Interview Graziella Piccirilli Etter: «Die neue Offenheit gegenüber Veränderungen sehe ich als grosse Chance»
Bei Mint Architecture arbeiten verschiedene Teams in unterschiedlichsten Architekturprojekten und Funktionen interdisziplinär zusammen. Wie hält man mehrere Dutzend Mitarbeitende in einer so agilen Organisation in Zeiten von Corona informiert und den Teamspirit aufrecht? Ein Interview mit der HR-Leiterin Graziella Piccirilli Etter.

Wie hat sich Mint Architecture in den letzten Wochen organisiert?
Grundsätzlich haben sich die verschiedenen Teams selbstständig organisiert. Die Koordination untereinander nimmt dabei sicher mehr Zeit in Anspruch, da zum individuellen Austausch mindestens ein- bis zweimal wöchentlich fixe Teamkonferenzen dazu kommen, um alle auf demselben Informationsstand zu halten. Meine Hauptaufgabe besteht im übergeordneten Informationsmanagement. So habe ich in den letzten Wochen laufend die neusten Entscheidungen des Bundesrates mitverfolgt und aufdatiert, zusammen mit der Geschäftsleitung die nächsten Schritte diskutiert und diese in Form von Informationsschreiben an alle Mitarbeitenden kommuniziert. Diese Aktualität und Regelmässigkeit in der Mitarbeiterinformation sind wichtig, um keine Verunsicherungen zu schüren und das Teamgefühl zu gewährleisten.

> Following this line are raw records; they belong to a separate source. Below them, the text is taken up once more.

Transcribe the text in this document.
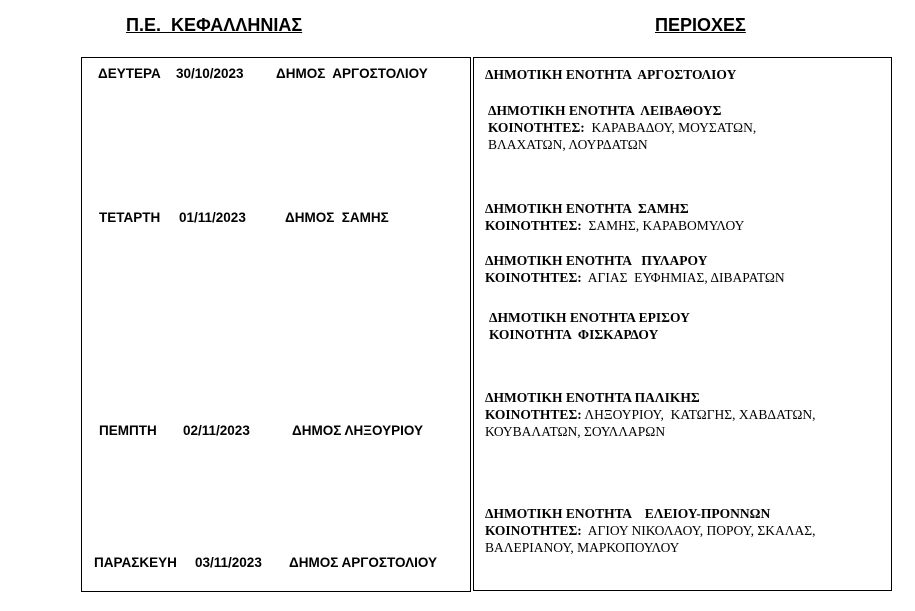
Π.Ε.  ΚΕΦΑΛΛΗΝΙΑΣ	ΠΕΡΙΟΧΕΣ
ΔΕΥΤΕΡΑ 30/10/2023 ΔΗΜΟΣ  ΑΡΓΟΣΤΟΛΙΟΥ
ΤΕΤΑΡΤΗ 01/11/2023	ΔΗΜΟΣ  ΣΑΜΗΣ
ΠΕΜΠΤΗ 02/11/2023	ΔΗΜΟΣ ΛΗΞΟΥΡΙΟΥ
ΠΑΡΑΣΚΕΥΗ 03/11/2023 ΔΗΜΟΣ ΑΡΓΟΣΤΟΛΙΟΥ
ΔΗΜΟΤΙΚΗ ΕΝΟΤΗΤΑ  ΑΡΓΟΣΤΟΛΙΟΥ
ΔΗΜΟΤΙΚΗ ΕΝΟΤΗΤΑ  ΛΕΙΒΑΘΟΥΣ
ΚΟΙΝΟΤΗΤΕΣ:  ΚΑΡΑΒΑΔΟΥ, ΜΟΥΣΑΤΩΝ,
ΒΛΑΧΑΤΩΝ, ΛΟΥΡΔΑΤΩΝ
ΔΗΜΟΤΙΚΗ ΕΝΟΤΗΤΑ  ΣΑΜΗΣ
ΚΟΙΝΟΤΗΤΕΣ:  ΣΑΜΗΣ, ΚΑΡΑΒΟΜΥΛΟΥ
ΔΗΜΟΤΙΚΗ ΕΝΟΤΗΤΑ   ΠΥΛΑΡΟΥ
ΚΟΙΝΟΤΗΤΕΣ:  ΑΓΙΑΣ  ΕΥΦΗΜΙΑΣ, ΔΙΒΑΡΑΤΩΝ
ΔΗΜΟΤΙΚΗ ΕΝΟΤΗΤΑ ΕΡΙΣΟΥ
ΚΟΙΝΟΤΗΤΑ  ΦΙΣΚΑΡΔΟΥ
ΔΗΜΟΤΙΚΗ ΕΝΟΤΗΤΑ ΠΑΛΙΚΗΣ
ΚΟΙΝΟΤΗΤΕΣ: ΛΗΞΟΥΡΙΟΥ,  ΚΑΤΩΓΗΣ, ΧΑΒΔΑΤΩΝ,
ΚΟΥΒΑΛΑΤΩΝ, ΣΟΥΛΛΑΡΩΝ
ΔΗΜΟΤΙΚΗ ΕΝΟΤΗΤΑ    ΕΛΕΙΟΥ-ΠΡΟΝΝΩΝ
ΚΟΙΝΟΤΗΤΕΣ:  ΑΓΙΟΥ ΝΙΚΟΛΑΟΥ, ΠΟΡΟΥ, ΣΚΑΛΑΣ,
ΒΑΛΕΡΙΑΝΟΥ, ΜΑΡΚΟΠΟΥΛΟΥ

Dieser Teamspirit ist ein wichtiger Teil der Unternehmenskultur von Mint Architecture. Wie wird dieser zurzeit aufrechterhalten?
Der Teamspirit ist ein wichtiger Teil der Unternehmenskultur von Mint Architecture. Damit dieser entsteht, braucht es einen respektvollen und ehrlichen Umgang miteinander, gemeinsame Ziele und verbindende Erlebnisse durch gemeinsame Aktivitäten. So haben wir uns überlegt, wie wir trotz räumlicher Distanz Zugehörigkeit und Solidarität in Form von Ritualen erlebbar machen können. Das wichtigste ist dabei sicherlich der regelmässige Teamaustausch. Für den informellen Austausch haben wir neu ein Ritual des «virtuellen Zvieris» eingeführt. Hier kann sich einloggen, wer will und die Gesprächsthemen sind denn auch eher locker.
Zurzeit arbeiten viele im Home Office. Wie viel Freiheit und Autonomie soll man den Mitarbeitenden dabei zugestehen?
Erfahrungsgemäss reagieren Menschen, denen Vertrauen geschenkt wird, oft mit einem noch grösseren Einsatz. Mitarbeitende sind dann motiviert, einen Beitrag zu leisten, wenn sie eine sinnvolle Aufgabe haben, Teil eines grossen Ganzen sind, das ihnen wichtig ist, und wenn der Umgang untereinander von gegenseitiger Wertschätzung geprägt ist. Dazu kommt, dass sich unser Alltag und unsere Bedürfnisse noch nie so stark ähnelten wie in den letzten Wochen und dies zu einer neuen Motivation geführt hat. Statt also irgendwelche Homeoffice-Regeln zu definieren, um die Kontrolle zu behalten, blieben wir unseren Führungsprinzipien der Eigenverantwortung und des Vertrauens treu und haben versucht, unsere Mitarbeitenden dahingehend zu unterstützen.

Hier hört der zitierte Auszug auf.